As described below, the annual shares of responsible load shall be re-calculated annually to determine that year's allocation of the updated above-market costs of DWR's contracts. Procedurally, SCE presents a range of approaches to annually implement and AMC-based cost allocation:
In order to actually prepare a [mark-to-market] evaluation to determine the AMC costs for each year, SCE recommends that the Commission allow the IOUs to develop a joint-use model. If a joint-use model cannot be developed by the IOUs, SCE recommends that the Commission adopt Henwood Energy Services' ProSym model to calculate the annual AMC costs. (footnotes omitted) This model has been utilized widely by DWR and the IOUs in the determination and allocation of DWR's annual revenue requirement and in the Long-Term Resource Adequacy Phase of Rulemaking No. 01-10-024. Most of the assumptions utilized in the ProSym model should be non-controversial. In particular, the pricing terms of the DWR contracts are public and all the IOUs have access to the same market forward curves (i.e., market price outlooks). The only issue that may prove controversial is the method to value contract optionality, which would be the reason for the IOUs to develop a joint-use model, but SCE has already made it clear that getting the MTM calculations close to actual value through ProSym is significantly better than not attributing any value or burden to the DWR contract energy received by customers (footnote omitted). Nevertheless, if the parties could not agree on assumptions, the Commission could consider evidence supporting alternative assumptions in the annual proceedings implementing the allocation of DWR's revenue requirement.

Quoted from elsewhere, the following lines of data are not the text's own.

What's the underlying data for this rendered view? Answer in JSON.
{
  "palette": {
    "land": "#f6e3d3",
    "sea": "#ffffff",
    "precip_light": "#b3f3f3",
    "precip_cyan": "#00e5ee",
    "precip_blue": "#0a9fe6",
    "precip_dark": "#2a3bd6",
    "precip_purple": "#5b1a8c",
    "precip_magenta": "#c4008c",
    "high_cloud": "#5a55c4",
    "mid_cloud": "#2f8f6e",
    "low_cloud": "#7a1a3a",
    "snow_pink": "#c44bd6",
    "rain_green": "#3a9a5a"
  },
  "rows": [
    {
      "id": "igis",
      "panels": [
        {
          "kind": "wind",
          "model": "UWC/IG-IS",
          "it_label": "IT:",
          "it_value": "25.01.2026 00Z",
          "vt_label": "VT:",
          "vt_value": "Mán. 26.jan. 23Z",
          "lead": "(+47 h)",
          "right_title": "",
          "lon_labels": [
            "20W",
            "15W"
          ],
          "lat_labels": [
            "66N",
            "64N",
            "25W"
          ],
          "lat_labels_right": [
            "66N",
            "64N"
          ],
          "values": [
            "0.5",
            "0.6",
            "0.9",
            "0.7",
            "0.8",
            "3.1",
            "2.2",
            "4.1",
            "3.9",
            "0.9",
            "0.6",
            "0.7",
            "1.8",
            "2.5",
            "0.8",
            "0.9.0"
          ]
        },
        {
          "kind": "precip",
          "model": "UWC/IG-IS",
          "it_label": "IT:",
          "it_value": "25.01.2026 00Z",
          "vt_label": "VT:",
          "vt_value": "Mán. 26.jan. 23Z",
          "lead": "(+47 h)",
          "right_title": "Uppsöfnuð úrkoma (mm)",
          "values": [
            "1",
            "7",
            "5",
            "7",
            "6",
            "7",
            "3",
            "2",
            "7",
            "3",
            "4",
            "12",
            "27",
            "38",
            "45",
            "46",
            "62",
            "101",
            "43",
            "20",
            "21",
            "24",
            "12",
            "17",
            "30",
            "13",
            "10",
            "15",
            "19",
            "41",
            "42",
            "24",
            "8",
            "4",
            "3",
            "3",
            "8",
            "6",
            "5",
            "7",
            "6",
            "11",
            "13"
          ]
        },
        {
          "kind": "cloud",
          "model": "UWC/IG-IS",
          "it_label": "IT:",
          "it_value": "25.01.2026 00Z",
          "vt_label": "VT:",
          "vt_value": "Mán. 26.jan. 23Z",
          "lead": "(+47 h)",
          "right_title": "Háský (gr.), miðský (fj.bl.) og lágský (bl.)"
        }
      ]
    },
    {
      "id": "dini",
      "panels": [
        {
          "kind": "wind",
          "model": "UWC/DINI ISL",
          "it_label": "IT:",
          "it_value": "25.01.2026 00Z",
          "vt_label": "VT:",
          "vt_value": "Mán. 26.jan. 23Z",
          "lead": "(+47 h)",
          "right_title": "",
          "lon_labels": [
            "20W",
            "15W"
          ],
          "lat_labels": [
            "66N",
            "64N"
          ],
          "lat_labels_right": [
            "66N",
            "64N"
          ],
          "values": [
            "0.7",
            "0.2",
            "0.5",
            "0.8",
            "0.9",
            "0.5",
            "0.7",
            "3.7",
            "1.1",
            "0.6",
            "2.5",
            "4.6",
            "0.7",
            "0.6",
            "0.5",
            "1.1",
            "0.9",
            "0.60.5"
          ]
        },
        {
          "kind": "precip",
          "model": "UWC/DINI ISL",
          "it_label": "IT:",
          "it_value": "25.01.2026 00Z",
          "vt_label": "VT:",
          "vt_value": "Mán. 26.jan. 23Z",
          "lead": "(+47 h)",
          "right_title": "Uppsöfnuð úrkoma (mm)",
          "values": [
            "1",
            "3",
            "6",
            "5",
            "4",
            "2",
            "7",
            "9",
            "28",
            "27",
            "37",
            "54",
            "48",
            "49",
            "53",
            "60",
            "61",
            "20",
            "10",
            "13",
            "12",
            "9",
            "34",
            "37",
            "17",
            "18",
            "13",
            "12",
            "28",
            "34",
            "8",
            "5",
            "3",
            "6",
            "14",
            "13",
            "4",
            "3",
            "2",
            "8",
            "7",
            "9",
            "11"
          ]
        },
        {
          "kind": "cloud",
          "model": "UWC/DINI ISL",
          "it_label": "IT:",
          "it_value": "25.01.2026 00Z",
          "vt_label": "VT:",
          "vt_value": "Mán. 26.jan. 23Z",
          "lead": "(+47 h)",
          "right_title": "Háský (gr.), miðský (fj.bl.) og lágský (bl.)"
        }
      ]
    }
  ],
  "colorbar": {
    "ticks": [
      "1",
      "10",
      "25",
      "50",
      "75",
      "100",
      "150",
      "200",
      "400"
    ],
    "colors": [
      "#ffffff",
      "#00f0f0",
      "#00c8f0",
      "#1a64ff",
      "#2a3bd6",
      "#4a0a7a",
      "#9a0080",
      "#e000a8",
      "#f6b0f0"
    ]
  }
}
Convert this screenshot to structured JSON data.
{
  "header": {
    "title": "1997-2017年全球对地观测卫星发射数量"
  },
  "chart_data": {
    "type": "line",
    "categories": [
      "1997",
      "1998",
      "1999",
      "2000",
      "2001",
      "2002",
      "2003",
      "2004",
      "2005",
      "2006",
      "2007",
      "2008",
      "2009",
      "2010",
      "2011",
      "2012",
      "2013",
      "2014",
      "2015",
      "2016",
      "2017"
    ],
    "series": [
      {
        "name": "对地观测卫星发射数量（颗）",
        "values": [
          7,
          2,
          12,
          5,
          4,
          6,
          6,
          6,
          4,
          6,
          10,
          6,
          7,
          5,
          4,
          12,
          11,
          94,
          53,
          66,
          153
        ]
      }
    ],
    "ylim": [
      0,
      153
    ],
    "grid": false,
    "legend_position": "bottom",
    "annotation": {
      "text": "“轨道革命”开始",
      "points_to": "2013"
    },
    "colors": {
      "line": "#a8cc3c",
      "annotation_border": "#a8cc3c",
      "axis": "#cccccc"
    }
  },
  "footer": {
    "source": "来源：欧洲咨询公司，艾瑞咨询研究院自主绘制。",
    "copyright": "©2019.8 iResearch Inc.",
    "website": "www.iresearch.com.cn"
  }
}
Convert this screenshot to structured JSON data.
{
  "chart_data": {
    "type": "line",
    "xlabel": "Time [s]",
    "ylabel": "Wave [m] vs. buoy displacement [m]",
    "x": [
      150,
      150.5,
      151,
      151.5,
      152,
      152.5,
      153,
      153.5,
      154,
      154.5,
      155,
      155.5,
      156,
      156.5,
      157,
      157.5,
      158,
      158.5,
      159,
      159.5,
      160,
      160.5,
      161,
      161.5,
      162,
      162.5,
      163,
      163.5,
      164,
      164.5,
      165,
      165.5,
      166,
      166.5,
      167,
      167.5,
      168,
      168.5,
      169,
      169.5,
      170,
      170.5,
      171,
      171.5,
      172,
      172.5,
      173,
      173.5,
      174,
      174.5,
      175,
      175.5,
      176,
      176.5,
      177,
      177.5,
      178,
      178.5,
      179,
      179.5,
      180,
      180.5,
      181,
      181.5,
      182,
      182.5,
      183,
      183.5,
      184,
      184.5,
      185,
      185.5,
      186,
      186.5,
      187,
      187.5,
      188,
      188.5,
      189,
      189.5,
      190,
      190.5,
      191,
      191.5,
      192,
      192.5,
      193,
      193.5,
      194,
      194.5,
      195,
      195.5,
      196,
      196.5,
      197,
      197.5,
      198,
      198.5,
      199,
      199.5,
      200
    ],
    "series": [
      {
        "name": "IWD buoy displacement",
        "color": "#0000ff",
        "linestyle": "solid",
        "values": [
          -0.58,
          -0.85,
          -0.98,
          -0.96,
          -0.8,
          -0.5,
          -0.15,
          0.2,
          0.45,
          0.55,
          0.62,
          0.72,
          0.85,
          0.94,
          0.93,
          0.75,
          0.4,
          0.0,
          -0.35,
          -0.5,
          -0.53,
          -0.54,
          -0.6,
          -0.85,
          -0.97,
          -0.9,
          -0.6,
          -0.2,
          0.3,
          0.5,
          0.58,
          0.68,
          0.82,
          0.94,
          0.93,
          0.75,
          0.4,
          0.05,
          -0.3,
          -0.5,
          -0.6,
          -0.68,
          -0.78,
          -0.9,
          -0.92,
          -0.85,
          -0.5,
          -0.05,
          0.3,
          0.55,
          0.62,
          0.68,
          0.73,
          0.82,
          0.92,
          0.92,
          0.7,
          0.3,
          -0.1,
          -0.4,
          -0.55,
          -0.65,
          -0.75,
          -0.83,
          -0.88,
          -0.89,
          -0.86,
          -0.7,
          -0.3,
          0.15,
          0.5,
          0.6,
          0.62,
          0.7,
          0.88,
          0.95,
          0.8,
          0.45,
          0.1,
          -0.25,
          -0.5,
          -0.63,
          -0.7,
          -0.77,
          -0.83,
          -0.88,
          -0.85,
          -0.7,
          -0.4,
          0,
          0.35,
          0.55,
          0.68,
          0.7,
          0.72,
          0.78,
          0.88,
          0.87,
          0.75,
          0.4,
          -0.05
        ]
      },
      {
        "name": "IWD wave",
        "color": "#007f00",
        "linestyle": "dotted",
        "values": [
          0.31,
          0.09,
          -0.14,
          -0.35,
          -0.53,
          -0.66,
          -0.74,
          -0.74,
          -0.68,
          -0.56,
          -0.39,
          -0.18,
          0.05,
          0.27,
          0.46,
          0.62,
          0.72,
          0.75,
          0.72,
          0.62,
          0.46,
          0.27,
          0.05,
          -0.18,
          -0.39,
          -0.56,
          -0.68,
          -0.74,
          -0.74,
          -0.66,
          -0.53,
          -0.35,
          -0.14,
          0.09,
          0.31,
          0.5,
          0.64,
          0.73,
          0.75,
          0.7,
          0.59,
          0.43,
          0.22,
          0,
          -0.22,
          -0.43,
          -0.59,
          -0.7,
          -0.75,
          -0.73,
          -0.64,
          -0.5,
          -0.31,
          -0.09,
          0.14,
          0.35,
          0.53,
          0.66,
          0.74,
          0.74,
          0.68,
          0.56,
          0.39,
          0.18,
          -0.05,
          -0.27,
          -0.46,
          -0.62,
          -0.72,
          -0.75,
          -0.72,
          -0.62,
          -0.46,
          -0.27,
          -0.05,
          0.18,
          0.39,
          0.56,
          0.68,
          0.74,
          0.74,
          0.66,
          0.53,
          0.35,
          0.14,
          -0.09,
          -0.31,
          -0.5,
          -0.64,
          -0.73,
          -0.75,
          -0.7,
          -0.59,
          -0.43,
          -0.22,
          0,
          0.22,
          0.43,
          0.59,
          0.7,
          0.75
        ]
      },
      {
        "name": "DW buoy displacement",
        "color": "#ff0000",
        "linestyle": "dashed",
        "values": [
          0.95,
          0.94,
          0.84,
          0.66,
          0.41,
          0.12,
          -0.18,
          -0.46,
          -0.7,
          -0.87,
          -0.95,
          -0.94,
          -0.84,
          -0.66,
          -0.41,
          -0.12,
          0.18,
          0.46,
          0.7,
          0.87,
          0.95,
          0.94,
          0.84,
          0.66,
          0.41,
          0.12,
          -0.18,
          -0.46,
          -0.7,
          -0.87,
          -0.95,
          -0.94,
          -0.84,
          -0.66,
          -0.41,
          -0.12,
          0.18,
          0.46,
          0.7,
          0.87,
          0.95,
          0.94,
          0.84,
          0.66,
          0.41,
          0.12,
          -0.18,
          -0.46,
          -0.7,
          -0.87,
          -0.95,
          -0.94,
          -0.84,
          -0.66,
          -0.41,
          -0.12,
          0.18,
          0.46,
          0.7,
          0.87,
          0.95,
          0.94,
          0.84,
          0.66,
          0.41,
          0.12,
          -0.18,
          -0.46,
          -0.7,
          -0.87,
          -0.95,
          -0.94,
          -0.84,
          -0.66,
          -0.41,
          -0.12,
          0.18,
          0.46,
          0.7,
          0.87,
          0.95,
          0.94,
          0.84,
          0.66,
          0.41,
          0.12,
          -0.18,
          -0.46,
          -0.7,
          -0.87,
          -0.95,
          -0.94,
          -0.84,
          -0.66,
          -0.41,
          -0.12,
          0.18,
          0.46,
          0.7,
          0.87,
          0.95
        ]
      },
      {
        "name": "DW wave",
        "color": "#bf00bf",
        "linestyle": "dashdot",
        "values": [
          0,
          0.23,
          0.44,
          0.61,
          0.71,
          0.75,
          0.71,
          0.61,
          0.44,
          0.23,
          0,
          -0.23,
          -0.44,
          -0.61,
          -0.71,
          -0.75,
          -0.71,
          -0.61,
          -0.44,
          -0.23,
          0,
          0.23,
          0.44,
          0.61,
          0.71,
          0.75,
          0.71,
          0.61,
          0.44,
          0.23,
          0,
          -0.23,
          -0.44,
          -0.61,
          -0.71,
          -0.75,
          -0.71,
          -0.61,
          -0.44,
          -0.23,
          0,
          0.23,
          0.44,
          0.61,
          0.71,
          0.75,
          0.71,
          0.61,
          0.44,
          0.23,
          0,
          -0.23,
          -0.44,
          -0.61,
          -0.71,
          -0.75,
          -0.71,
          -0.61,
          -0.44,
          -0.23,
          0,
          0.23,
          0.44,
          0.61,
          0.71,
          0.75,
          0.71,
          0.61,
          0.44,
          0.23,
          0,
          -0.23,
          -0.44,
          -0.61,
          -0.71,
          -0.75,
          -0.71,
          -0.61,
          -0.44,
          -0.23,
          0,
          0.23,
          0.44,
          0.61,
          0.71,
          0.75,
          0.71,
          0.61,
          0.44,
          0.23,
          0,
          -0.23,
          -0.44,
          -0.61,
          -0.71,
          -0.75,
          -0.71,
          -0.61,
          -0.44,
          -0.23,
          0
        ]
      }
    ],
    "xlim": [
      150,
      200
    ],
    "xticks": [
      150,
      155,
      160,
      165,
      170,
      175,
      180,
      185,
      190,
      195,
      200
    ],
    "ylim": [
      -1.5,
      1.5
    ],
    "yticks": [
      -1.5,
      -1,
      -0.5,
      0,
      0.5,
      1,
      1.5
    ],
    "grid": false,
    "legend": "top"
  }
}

For 2004, the Commission can either utilize the data provided in Table VII-3 (Errata) [Exhibit 04-28], or allow the IOUs to provide updated assumptions. If such a process is utilized, the IOUs will need an additional 15 business days to make relevant adjustments to the assumptions, and validate the ProSym above-market DWR cost model run. The results could then be provided to the Commission in a compliance filing. (SCE Opening Brief, p. 17.)
We adopt the implementation approach outlined by SCE, as follows: for 2004, we direct the IOUs to provide updated above-market cost estimates to the Commission in a compliance filing, on the 15th business day following the date of this decision. The Commission's Energy Division shall be included by the IOUs in their discussions as they prepare this filing, so that we may act on it promptly after receipt.
Pending the compliance filing submission by the IOUs of the final results of the allocation methodology we adopt today, an illustrative calculation of the results, and the resulting power charges that shall serve as the basis for IOU remittances to DWR, is provided in Appendix A.